How COVID-19 Affects the Insurance Industry | Scaringi Law

At this point, most of us have probably felt the ramifications of the COVID-19 pandemic in some way. From stay-at-home orders to the biggest economic downturn in almost a century, the coronavirus has impacted the US significantly.

Industries across the US have been affected by COVID-19, and the insurance industry—particularly in the arena of commercial insurance—is no exception. Some insurance experts even speculate the pandemic could bankrupt the industry at large, depending on what actions politicians take in the coming months.

Today, we're exploring exactly how COVID-19 affects the insurance industry, and what you can expect later down the line.

COVID-19 & Businesses in the US

To understand why insurers are worried about the potential impact of COVID-19, we have to dig into how COVID-19 affects businesses in the US.

The US Department of Commerce released figures in July, stating that the US gross domestic product (GDP) shrunk by 9.5% in the second quarter. While that may not seem like a lot, it amounts to an annualized GDP shrinkage rate of 32.9%, the biggest economic downturn since the 1940's. Personal spending also dropped by an annualized 34.6%, the most on record.

Over 40 million US workers have lost their jobs since the pandemic kicked off, accounting for the reduction in personal spending. Citizens who lose their jobs are reticent to spend money superfluously, instead choosing to focus on necessities like rent and trying to save money until they can find new employment. US citizens don't have that much extra capital to spend anyways—around 78% live paycheck to paycheck—so the COVID-19-associated job losses hit the economy hard.

The less money citizens inject into the economy, the worse it is for businesses who rely on consistent income.

Obviously, the stay-at-home orders issued by cities across the US play an integral role here.
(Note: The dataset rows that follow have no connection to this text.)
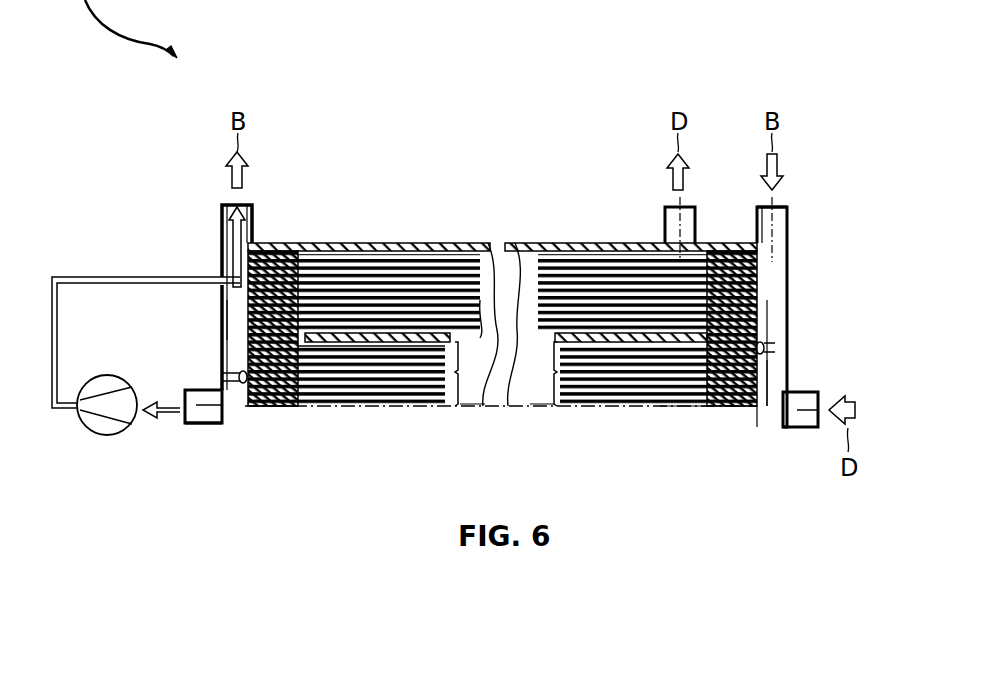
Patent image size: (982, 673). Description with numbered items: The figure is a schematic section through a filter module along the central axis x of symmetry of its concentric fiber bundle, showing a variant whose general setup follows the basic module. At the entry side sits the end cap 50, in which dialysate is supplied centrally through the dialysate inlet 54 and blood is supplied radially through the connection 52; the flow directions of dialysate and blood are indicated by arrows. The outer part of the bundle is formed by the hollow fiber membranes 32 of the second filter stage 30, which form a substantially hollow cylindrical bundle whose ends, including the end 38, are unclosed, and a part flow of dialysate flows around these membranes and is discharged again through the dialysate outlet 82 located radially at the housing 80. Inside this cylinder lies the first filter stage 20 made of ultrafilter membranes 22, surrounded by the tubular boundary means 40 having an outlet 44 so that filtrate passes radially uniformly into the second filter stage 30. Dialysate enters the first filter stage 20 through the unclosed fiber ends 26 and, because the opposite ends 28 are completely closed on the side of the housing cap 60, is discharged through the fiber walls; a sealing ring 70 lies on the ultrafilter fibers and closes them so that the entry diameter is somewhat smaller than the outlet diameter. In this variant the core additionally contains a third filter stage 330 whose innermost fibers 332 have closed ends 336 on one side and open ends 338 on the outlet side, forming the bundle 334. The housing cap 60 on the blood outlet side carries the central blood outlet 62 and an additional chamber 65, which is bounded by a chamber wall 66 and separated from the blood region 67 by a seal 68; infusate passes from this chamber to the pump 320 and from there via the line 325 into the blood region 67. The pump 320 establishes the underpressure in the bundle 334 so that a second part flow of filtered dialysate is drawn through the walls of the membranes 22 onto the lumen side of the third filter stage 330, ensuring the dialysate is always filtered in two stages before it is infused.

The first filter stage 20 is at (483, 407).
The ultrafilter membranes 22 is at (625, 355).
The unclosed hollow fiber membrane ends 26 is at (757, 378).
The closed ends of the hollow fibers 28 is at (250, 358).
The second filter stage 30 is at (495, 295).
The hollow fiber membranes 32 is at (427, 280).
The end of the fiber bundle 38 is at (252, 260).
The boundary means 40 is at (470, 330).
The outlet 44 is at (302, 335).
The end cap 50 is at (787, 272).
The blood connection 52 is at (787, 222).
The dialysate inlet 54 is at (797, 428).
The housing cap 60 is at (222, 268).
The blood outlet 62 is at (253, 222).
The additional chamber 65 is at (227, 402).
The fitting wall 66 is at (193, 428).
The blood region 67 is at (234, 323).
The seal 68 is at (234, 388).
The sealing ring 70 is at (770, 345).
The housing 80 is at (395, 247).
The dialysate outlet 82 is at (665, 206).
The pump 320 is at (104, 437).
The line 325 is at (88, 276).
The third filter stage 330 is at (473, 407).
The innermost fibers 332 is at (345, 408).
The bundle 334 is at (405, 408).
The closed ends 336 is at (760, 408).
The open ends 338 is at (270, 400).
The axis x is at (680, 408).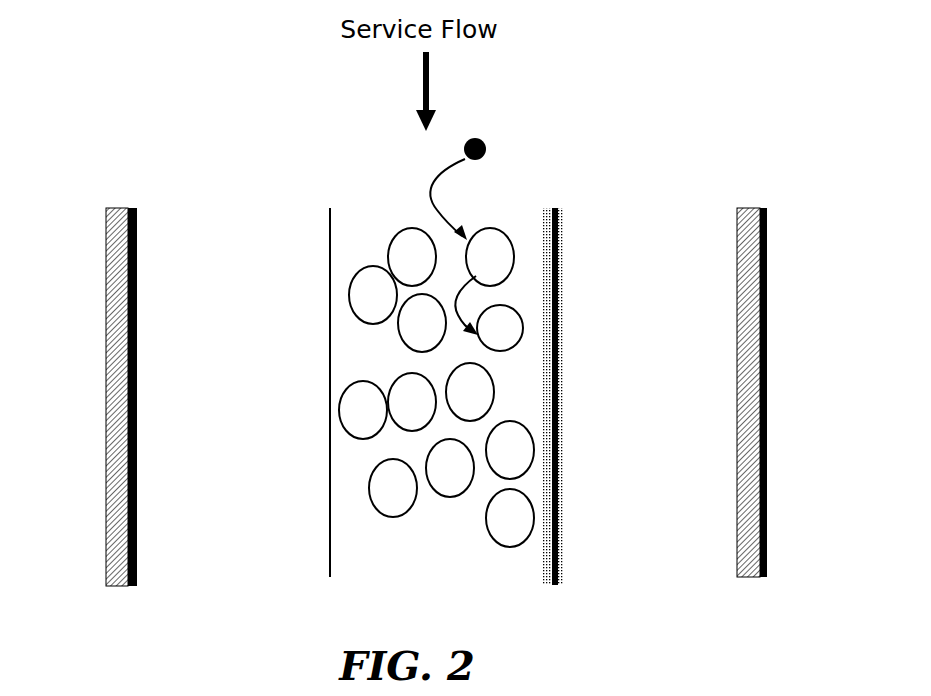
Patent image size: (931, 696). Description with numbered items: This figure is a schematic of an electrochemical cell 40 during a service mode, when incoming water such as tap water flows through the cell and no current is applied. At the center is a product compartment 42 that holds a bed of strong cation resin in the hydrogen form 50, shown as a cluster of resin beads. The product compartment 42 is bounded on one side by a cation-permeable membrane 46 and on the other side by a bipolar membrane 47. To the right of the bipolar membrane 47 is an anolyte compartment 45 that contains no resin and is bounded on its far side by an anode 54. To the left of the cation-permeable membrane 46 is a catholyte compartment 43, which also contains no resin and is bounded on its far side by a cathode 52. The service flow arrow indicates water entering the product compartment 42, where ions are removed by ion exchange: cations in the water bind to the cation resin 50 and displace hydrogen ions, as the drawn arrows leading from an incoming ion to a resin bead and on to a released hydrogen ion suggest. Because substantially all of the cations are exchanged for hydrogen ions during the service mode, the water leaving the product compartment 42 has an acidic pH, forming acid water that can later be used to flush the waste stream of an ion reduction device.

The electrochemical cell 40 is at (92, 268).
The product compartment 42 is at (377, 223).
The catholyte compartment 43 is at (223, 223).
The anolyte compartment 45 is at (643, 223).
The cation-permeable membrane 46 is at (330, 273).
The bipolar membrane 47 is at (563, 282).
The bed of strong cation resin in the hydrogen form 50 is at (490, 236).
The cathode 52 is at (105, 438).
The anode 54 is at (767, 355).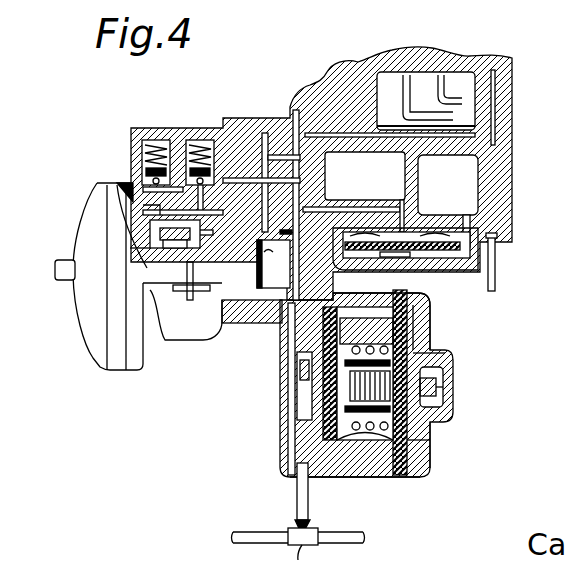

While the orders help keep citizens safe, they also have the unfortunate ramification of devastating small businesses. Businesses in the restaurant and hospitality industries, as well as enterprises that rely on foot traffic, have been particularly hard-hit by COVID-19-related lockdowns.

At the time of writing this article, over 100,000 small businesses have already closed their doors, and around 7.5 million are at risk of closing. Given that the future of stay-at-home orders remains unsure, these figures could escalate further in the coming months.

Why Insurers Are Worried About COVID-19

With that overview of the US economy as it stands currently, we're ready to look at why insurers are so afraid of COVID-19.

Since businesses can no longer depend on customers to bring in consistent revenue, many are turning towards other sources—including their insurance providers.

Small, medium, and large businesses have filed claims against insurers, contending that providers should compensate them for the "interruption of business" caused by COVID-19. However, insurers state that most policies specifically exclude pandemic coverage. It's one of the reasons policies that do cover loss of business due to pandemics, like Wimbledon's insurance policy that netted the tennis tournament organization $141 million from the city of London, have made headlines.

However, the question now has become less of one about whether insurers have to cover COVID-19-related losses, as opposed to whether they should.

Politicians across the country are advocating for insurance companies to start compensating businesses for loss of income during COVID-19. Advocates of this strategy contend that many business owners pay for expensive policies and never see anything in return, and that extraordinary circumstances like the COVID-19 pandemic require extraordinary measures.

However, insurance providers contend that paying for COVID-19-related losses could literally bankrupt the industry. The money would come out of the policyholders' surplus, which contains the cumulative value of the insurers' assets, minus their liabilities. The surplus shrunk from $847 billion to $770 billion in the first quarter of 2020.

Providers argue that, if insurers set a precedent of paying out policies for COVID-19, the resulting wave of claims from business owners could literally wipe out the surplus completely, bankrupting the insurance industry.

As the pandemic draws on and the plight of business owners and workers across the US escalates, business owners will only become more desperate to recoup their losses and keep their enterprises alive—and insurers will probably continue to resist. The outcome of this dispute could set a valuable precedent going forward, affecting businesses and commercial insurers for years or even decades to come.